Dalam berbagai kesempatan Jokowi memakai pakaian tradisional dari berbagai daerah. 

Dia mengadakan acara-acara kenegaraan nasional keluar dari Jakarta ke daerah-daerah. 

Membangun infrastruktur di luar Jawa untuk membangun konektivitas menjadi obsesinya.

Jokowi adalah penguasa pasca-Jawa. Dialah Raja Pasca-Jawa yang mendekonstruksi semua paradigma kekuasaan lama sejak Soekarno. 
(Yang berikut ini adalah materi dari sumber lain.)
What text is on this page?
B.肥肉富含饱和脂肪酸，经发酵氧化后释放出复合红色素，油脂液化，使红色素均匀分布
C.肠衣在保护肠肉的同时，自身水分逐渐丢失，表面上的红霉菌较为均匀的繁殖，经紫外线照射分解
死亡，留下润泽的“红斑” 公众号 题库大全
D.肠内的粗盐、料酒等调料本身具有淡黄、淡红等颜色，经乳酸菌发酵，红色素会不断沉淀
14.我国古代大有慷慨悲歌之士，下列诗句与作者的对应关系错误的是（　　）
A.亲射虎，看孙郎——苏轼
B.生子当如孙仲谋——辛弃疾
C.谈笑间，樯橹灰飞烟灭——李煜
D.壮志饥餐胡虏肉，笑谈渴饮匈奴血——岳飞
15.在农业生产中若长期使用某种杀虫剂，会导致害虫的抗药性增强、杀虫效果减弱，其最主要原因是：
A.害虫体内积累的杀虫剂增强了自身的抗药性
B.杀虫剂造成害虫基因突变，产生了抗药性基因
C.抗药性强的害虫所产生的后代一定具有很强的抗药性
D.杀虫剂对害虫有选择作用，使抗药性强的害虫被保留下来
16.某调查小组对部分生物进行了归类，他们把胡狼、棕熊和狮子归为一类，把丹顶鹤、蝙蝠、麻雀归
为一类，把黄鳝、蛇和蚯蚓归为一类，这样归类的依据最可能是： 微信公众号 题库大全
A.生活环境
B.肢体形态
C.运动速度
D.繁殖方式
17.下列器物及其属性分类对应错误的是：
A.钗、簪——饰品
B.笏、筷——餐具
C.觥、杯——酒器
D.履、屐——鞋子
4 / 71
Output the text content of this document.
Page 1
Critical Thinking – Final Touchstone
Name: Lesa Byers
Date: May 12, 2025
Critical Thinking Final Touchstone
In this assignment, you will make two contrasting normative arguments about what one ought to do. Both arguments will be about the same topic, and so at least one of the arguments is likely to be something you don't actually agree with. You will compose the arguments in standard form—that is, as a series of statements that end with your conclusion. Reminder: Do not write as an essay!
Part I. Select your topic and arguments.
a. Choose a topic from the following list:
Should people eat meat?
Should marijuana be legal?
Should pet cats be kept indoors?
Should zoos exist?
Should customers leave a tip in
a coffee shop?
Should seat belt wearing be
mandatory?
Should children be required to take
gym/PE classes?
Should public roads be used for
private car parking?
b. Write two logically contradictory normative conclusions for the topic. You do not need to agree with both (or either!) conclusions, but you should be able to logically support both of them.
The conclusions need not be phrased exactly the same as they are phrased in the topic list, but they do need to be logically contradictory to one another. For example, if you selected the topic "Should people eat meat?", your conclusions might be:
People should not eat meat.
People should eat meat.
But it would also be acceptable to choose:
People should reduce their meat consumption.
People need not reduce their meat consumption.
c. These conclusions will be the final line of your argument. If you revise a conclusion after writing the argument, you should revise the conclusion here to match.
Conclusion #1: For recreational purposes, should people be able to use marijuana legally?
Itu pulalah yang membuat Jokowi menjaga jarak dari penggunaan idiom-idiom filsafat Jawa dalam komunikasi politiknya.

Tentu saja Jokowi tetap manusia Jawa dalam kehidupan personal. Dia menjalankan praktik-praktik Jawa seperti puasa untuk tirakat dan memilih hari baik dan buruk. 

Dia bukan intelektual yang beroleh ilmu ta’limiyat dari sekolahan, dia memperoleh pengetahuan dan ngelmu laduniyah lewat tirakat dan laku. Dia menjauhi pantangan-pantangan dan menghindari tabu.

Suatu ketika Mensesneg Pramono Anung meminta Pesiden Jokowi untuk tidak berkunjung ke Kediri karena adanya mitos presiden yang berkunjung ke Kediri akan kehilangan kekuasaannya. 

Soekarno, Gus Dur, Habibie tak percaya mitos itu. Pak Harto memilih tidak mengunjungi Kediri selama kekuasaannya. SBY mengunjungi Kediri sebagai pribadi didampingi Hamengku Buwono X sebagai raja Jawa yang asli.

Ketika ibundanya, Sudjiatmi Notomihardjo, meninggal dunia akhir Maret lalu, Jokowi melakukan brobosan, berjalan melewati bawah keranda jenazah ibunda, sebuah ritual khas Jawa. 

Jokowi disebut kehilangan pepunden yang menjadi inspirasi kekuatan politiknya sebagaimana Pak Harto kehilangan Bu Tien pada 1996, dan SBY kehilangan Ny Ani Yudhoyono, 2019.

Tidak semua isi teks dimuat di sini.